17 - Hujan di Mimpi (1)

3.8K 536 39
                                    

Sebelum membaca, jangan lupa untuk pencet tanda bintang di sudut kiri bawah layar ponselmu dan selalu beri dukungan untuk Leobra! Ayaflu!

=== Leobra===

"Benadra," lirih Bara. Ekor mata lelaki itu melirik ke arah Benadra yang duduk diam di kursi penumpang.

Sebelum meninggalkan lokasi wisata tadi, Bara berkata bahwa ia memutuskan untuk berhenti kuliah. Hal itu membuat Benadra hanya diam sepanjang perjalanan, bahkan ia menolak untuk berhenti sejenak di kedai nasi goreng kesukaannya. Benadra lebih memilih untuk membeli makanan melalui drive-thru di sebuah kedai cepat saji.

Mobil Bara berhenti saat lampu lalu lintas mengeluarkan cahaya merah, lelaki itu mengalihkan seluruh perhatiannya pada Benadra yang masih diam sambil memeluk bungkusan makanan yang tadi mereka beli. "Be," panggilnya. Tangannya terulur untuk menyentuh pundak Benadra, membuat gadis itu sedikit tersentak dan menatap Bara. "Kamu nggak mau makan?"

Bara dapat melihat Benadra yang mengulum senyumnya sebelum menggeleng.
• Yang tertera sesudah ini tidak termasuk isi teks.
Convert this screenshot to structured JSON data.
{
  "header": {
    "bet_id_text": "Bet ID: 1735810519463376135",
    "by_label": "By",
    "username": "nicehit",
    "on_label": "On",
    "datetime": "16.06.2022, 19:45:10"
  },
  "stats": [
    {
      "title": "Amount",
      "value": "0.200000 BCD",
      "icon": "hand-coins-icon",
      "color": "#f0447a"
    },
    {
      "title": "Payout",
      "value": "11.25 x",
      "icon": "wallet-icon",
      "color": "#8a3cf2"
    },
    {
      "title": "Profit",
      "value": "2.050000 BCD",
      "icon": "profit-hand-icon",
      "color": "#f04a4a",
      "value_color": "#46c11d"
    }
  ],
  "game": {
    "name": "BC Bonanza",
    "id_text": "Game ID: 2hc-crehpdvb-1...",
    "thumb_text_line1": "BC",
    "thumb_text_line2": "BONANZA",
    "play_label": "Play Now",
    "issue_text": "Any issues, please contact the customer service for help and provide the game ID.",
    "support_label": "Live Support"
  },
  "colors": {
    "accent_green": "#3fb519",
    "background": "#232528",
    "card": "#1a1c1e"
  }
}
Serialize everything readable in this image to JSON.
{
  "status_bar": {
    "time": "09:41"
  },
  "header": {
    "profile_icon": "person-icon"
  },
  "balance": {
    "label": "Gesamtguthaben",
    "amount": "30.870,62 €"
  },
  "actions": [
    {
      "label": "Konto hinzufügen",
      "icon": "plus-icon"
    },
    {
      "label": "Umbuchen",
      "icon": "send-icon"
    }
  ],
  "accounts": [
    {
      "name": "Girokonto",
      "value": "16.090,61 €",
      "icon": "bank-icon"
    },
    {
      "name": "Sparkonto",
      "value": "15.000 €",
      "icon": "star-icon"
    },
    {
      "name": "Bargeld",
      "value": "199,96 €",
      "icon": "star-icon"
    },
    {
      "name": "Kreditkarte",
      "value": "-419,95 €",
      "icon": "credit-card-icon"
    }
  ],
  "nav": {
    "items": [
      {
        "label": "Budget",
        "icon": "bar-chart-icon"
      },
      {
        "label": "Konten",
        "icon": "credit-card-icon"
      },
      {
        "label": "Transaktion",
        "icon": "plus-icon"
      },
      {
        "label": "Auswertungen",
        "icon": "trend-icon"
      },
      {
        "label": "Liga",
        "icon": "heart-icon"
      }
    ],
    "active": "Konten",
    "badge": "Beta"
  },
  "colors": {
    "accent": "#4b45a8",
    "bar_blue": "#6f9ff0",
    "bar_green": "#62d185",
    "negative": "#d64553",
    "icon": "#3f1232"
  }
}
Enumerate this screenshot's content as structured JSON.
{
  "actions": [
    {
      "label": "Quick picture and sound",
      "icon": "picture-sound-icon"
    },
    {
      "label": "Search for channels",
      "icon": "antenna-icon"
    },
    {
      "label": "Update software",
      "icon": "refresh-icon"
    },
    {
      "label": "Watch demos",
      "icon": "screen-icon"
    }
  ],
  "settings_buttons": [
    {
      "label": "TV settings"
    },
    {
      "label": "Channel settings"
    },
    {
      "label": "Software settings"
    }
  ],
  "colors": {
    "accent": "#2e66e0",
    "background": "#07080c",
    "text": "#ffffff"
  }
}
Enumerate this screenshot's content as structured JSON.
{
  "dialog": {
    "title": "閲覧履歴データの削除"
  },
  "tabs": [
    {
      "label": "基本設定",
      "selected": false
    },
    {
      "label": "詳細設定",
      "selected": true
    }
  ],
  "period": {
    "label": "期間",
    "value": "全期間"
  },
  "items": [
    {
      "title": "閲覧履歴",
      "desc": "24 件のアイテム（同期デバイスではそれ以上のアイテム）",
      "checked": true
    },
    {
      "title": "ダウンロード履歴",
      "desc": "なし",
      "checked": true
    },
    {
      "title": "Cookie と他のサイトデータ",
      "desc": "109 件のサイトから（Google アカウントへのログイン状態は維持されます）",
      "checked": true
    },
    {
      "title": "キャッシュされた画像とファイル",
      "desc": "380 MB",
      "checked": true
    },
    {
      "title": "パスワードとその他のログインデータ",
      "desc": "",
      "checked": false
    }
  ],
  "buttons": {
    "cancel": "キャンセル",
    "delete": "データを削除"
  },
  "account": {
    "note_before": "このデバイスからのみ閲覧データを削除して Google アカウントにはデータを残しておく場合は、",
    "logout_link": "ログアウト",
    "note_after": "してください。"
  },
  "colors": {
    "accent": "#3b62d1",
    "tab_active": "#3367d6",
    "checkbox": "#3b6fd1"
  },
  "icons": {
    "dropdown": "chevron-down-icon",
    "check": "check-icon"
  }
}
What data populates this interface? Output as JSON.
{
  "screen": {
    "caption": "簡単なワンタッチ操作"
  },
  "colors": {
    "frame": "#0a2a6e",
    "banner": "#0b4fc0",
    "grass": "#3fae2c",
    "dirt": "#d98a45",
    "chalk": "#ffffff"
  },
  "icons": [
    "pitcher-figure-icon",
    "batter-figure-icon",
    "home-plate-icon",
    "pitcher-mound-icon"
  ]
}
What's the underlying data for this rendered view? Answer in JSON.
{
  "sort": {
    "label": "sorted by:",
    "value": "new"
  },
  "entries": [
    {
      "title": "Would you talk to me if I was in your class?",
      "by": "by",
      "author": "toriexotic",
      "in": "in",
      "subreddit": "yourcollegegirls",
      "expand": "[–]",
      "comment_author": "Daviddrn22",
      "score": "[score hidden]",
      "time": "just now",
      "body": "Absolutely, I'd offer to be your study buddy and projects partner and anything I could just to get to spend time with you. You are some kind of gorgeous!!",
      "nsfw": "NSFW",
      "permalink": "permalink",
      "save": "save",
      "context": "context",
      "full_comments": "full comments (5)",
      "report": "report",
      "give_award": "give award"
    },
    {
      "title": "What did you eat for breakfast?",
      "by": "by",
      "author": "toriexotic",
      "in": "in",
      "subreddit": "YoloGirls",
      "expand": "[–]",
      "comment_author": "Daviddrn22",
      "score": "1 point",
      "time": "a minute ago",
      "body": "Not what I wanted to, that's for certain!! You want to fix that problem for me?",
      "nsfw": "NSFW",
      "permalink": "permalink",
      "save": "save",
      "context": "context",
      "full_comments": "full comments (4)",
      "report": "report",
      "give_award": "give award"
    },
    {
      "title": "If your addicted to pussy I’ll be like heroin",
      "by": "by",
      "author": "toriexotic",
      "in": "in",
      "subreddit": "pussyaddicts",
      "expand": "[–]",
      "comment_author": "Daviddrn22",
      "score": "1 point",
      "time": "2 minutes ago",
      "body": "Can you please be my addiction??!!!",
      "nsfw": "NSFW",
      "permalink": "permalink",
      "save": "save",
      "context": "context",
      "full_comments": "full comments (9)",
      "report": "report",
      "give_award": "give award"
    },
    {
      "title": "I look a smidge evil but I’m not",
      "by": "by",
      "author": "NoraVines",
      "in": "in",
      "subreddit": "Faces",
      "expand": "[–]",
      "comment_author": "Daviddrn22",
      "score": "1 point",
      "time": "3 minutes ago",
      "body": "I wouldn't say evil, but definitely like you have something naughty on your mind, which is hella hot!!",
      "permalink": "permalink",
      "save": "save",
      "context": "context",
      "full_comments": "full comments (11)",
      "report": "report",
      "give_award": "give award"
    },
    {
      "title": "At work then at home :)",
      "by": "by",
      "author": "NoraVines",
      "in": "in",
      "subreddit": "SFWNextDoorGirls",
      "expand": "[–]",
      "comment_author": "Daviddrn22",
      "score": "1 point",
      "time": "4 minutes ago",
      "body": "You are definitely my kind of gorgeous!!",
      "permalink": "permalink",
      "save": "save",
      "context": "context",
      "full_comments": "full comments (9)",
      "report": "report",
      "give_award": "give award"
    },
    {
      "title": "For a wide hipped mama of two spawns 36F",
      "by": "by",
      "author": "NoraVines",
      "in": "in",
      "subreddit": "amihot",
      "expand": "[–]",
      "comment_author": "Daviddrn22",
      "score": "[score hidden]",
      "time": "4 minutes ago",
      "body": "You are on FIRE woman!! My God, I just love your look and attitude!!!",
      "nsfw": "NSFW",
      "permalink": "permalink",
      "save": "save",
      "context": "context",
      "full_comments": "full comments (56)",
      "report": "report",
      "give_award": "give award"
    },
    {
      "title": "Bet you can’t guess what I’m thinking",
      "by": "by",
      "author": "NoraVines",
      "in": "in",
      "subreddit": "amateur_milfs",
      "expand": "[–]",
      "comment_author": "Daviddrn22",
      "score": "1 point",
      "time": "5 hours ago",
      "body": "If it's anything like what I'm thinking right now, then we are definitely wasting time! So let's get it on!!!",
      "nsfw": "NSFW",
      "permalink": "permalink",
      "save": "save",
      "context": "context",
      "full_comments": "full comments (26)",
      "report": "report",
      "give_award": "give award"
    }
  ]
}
Kalau Bara ingat-ingat, Benadra belum makan apapun sejak mereka awal mereka pergi tadi. Bara menghela napas. "Kamu kecewa sama aku?"

"Kamu beneran harus pergi?"

Bara terkekeh kecil saat telinganya menangkap suara Benadra. "Iya, tapi nggak akan lama. Aku butuh waktu buat urus semua hal di kampus, kosan, dan beberapa hal lain di Jakarta. Terus aku butuh waktu buat berpikir tentang apa yang harus kulakuin selanjutnya."

Benadra terpejam, ia benci dengan suasana seperti ini. Dia benci saat dirinya sama sekali tidak ingin untuk meninggalkan Bara sendirian, terlebih pada kondisi seperti sekarang. Tangan gadis itu bergerak untuk mencari burger di dalam kantung makanan yang ada di pangkuannya. Gadis itu lebih memilih untuk menyumpal mulutnya dengan makanan dari pada harus berpikir keras dan berakhir menatap Bara dengan mata berkaca-kaca.

Bara terkekeh saat melihat mulut Benadra yang menggembung. "Kayaknya kamu emang punya kebiasaan buat masukin makanan sebanyak-banyaknya ke dalem mulut, ya."

Benadra menoleh dan menatap Bara tajam, sebelum kembali menunduk dan mengunyah burger dalam mulutnya dengan susah payah. "Aku benci sama kamu."

Bara mengeluarkan tawanya. Mobil itu sudah berhenti tepat di depan kos Benadra. Lelaki itu memutar tubuh, menghadap ke arah gadis di sampingnya. "Kalau kamu kepikiran karena aku bilang mau cuti kuliah, aku cuma bisa bilang kalo aku nggak apa-apa. Ini hal terakhir yang menurutku bisa kulakuin buat memperbaiki keadaan. Papa butuh berobat, aku nggak bisa selamanya liat dia tiduran di kamar terus, dan ... soal kak Dimas, kupikir aku bakal ngelakuin kayak apa yang kamu bilang. Yang jelas, aku masih harus cari tau apa yang bisa aku lakuin setelah cuti kuliah. Mungkin aku bakal cari part-time atau gimana."

Tangan Benadra bergerak untuk membungkus kembali burger miliknya, ia sudah tidak bernafsu mengunyah burger sialan itu. Matanya fokus menatap Bara. "Kamu yakin harus pergi sekarang? Enggak bisa besok atau minggu depan gitu?"

"Aku nggak mau situasi kayak gini malah jadi berkepanjangan." Kedua tangan Bara terulur untuk meraih bahu Benadra. "Kamu juga mau kalo ini cepet selesai, 'kan?"

Benadra menunduk, sibuk menautkan jarinya satu sama lain. "Aku nggak mau pisah." Benadra setengah berbisik, membuat kepalanya menunduk semakin dalam.

Pupil mata Bara melebar, sejak kapan Benadra-nya bisa semanis ini?

Bara tertawa. Tangannya bergerak untuk mengacak rambut Benadra, membuat gadis itu menatap tajam. "Ternyata kamu bisa kayak gini juga, ya? Kalo liat kamu kayak gini, bisa-bisa aku bawa kamu ke Jakarta.".